When multiple systems are sources of truth for different aspects of an object, conflicts arise. Our ontology defines ownership:

Material:
  authoritative_sources:
    name: sap_qm # SAP is authoritative for material name
    specification: veeva_vault # Veeva is authoritative for specs
    supplier_info: supplier_portal # Supplier portal for supplier data
  conflict_resolution:
    default: authoritative_source_wins
    alert_on_mismatch: true

When we detect a conflict—say, a material name differs between SAP and a supplier portal—we log the conflict, use the authoritative source, and alert users for review.

AI and the Ontology

Our AI agents work directly with the ontology. When the certificate intake agent processes a document, it:

  1. Extracts data from the document (using ML models)
  2. Maps extracted data to ontology objects and properties
  3. Identifies relationships (this certificate covers these materials)
  4. Creates or updates ontology objects
  5. Propagates changes to connected systems via mappings

The ontology provides the AI with:

  • Structure: What kinds of things exist and how they relate
  • Validation: What values are valid for each property
  • Context: What relationships should exist

Without the ontology, the AI would just be extracting fields. With the ontology, the AI understands the domain.

Implementation Considerations

Storage: We store the ontology in a graph database (we use a combination of PostgreSQL for attributes and a graph layer for relationships). The graph structure makes relationship traversal fast.

Caching: Common queries are cached with invalidation tied to object updates. Cache invalidation follows relationship paths—updating a Supplier invalidates cached queries involving that Supplier's Materials and Certificates.

Performance: For large pharmaceutical companies, we're dealing with tens of thousands of suppliers, hundreds of thousands of certificates, and millions of relationship edges. Index design and query optimization matter.

Multi-tenancy: Each customer has their own ontology namespace. While the base ontology is shared, customers can extend it with custom objects and properties.

Lessons Learned

Start with the domain, not the systems. We initially tried to build the ontology by generalizing from system schemas. This led to a model that was too tied to existing system structures. When we stepped back and modeled the domain directly, we got a cleaner, more useful ontology.

Relationships are as important as objects. Early versions had rich object definitions but thin relationship modeling. This made cross-system queries awkward. We invested heavily in relationship semantics and it paid off.

Plan for extension. Pharmaceutical compliance is complex. We kept discovering new object types and relationships. Building an extensible ontology from the start saved us from painful migrations.

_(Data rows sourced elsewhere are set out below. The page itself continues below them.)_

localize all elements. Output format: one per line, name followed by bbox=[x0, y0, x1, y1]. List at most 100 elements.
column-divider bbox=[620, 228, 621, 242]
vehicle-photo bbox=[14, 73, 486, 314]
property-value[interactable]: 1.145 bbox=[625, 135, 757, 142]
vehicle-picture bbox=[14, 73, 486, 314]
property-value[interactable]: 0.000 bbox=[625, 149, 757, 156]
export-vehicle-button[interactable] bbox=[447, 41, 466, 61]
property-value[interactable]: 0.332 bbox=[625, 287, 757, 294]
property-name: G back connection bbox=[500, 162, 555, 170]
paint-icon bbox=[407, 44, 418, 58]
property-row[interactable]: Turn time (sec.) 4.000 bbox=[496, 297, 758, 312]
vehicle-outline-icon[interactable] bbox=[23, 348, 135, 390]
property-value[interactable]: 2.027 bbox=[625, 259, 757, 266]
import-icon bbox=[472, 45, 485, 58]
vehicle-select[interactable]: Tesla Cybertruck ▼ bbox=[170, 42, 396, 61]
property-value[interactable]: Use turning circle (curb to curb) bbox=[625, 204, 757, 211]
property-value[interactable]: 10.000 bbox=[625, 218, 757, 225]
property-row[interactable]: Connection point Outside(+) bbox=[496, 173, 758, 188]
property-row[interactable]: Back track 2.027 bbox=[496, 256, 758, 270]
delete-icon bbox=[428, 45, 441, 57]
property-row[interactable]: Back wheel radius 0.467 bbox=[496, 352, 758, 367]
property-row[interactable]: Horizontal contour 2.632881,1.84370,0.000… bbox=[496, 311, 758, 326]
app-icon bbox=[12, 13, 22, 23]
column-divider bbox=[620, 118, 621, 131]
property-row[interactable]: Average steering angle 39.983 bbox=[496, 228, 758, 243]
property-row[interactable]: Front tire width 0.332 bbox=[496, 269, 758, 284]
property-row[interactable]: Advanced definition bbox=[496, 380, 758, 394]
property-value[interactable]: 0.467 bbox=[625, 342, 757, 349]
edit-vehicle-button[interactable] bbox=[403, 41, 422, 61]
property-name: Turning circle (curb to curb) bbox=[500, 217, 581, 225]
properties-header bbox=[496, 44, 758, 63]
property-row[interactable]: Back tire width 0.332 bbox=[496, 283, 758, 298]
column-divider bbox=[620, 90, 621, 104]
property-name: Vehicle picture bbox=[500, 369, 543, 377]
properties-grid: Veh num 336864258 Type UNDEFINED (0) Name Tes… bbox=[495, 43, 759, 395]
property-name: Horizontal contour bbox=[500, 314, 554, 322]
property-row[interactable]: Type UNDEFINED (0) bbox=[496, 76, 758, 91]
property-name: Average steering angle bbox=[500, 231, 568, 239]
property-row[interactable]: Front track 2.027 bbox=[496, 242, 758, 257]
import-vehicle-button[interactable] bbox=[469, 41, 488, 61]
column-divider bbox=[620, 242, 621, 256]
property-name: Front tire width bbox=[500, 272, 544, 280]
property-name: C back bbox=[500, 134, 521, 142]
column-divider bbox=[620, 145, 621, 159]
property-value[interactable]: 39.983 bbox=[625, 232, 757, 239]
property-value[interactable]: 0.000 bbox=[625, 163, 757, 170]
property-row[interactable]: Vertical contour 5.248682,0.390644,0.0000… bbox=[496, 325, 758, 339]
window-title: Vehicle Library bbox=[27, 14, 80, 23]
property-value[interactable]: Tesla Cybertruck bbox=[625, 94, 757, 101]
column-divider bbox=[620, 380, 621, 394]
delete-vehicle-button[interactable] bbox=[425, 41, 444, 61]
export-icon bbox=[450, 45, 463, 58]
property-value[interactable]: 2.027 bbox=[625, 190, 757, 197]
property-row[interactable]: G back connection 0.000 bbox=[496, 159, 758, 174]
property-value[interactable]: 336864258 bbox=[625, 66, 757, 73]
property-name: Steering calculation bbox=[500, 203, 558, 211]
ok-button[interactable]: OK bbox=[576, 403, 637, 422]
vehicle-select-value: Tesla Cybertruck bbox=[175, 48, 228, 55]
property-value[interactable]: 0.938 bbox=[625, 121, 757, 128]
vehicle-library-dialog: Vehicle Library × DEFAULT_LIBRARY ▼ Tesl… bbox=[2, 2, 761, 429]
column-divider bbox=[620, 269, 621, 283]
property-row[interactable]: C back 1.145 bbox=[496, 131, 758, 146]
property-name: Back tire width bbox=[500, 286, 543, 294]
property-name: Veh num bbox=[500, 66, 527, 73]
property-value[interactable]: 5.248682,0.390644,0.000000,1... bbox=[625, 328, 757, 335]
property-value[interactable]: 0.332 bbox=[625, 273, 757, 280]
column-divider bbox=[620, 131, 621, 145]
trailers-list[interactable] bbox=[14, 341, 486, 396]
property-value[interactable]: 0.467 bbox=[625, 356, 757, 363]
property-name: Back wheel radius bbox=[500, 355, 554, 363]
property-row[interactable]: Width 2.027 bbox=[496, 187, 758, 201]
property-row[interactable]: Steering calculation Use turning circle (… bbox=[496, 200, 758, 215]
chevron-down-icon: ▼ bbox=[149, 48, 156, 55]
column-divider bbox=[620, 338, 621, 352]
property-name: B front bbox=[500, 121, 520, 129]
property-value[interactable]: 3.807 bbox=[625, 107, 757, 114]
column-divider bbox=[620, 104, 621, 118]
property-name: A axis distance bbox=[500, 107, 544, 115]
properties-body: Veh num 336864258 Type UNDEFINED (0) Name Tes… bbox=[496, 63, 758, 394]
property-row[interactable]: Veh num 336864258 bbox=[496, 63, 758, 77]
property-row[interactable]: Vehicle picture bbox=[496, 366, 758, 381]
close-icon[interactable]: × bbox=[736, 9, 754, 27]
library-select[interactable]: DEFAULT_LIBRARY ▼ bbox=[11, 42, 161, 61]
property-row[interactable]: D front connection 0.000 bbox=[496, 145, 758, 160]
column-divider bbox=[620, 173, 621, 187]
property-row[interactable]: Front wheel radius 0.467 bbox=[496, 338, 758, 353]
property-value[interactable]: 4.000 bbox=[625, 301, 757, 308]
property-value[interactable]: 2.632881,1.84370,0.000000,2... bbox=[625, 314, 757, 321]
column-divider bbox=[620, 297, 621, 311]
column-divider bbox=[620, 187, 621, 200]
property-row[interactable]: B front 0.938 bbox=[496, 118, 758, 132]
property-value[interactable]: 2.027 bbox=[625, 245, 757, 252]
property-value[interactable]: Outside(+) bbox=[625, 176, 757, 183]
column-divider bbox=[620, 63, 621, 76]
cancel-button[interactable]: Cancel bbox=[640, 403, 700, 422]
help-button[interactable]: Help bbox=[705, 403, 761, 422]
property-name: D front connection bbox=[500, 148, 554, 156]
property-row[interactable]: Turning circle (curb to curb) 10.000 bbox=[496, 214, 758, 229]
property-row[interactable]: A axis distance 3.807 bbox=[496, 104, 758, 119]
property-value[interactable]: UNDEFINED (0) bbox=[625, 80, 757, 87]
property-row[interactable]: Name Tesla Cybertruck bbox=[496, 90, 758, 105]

Document the semantics. Every object and property has documentation explaining what it means, not just what type it is. This documentation is essential when onboarding new team members or discussing requirements with customers.

The Payoff

Ontology-driven architecture adds upfront complexity. It takes time to design a good ontology, implement the mapping system, and build the query engine.

But the payoff is substantial:

  • Faster integration: Adding a new source system is configuration, not code rewrite
  • Powerful queries: Questions that span systems become trivial to answer
  • AI readiness: AI agents have a semantic foundation to work from
  • Future-proofing: When systems change, we update mappings, not architecture

For anyone building software that connects multiple enterprise systems, I'd strongly recommend investing in semantic modeling early. It's one of the best architectural decisions we made at Cohera.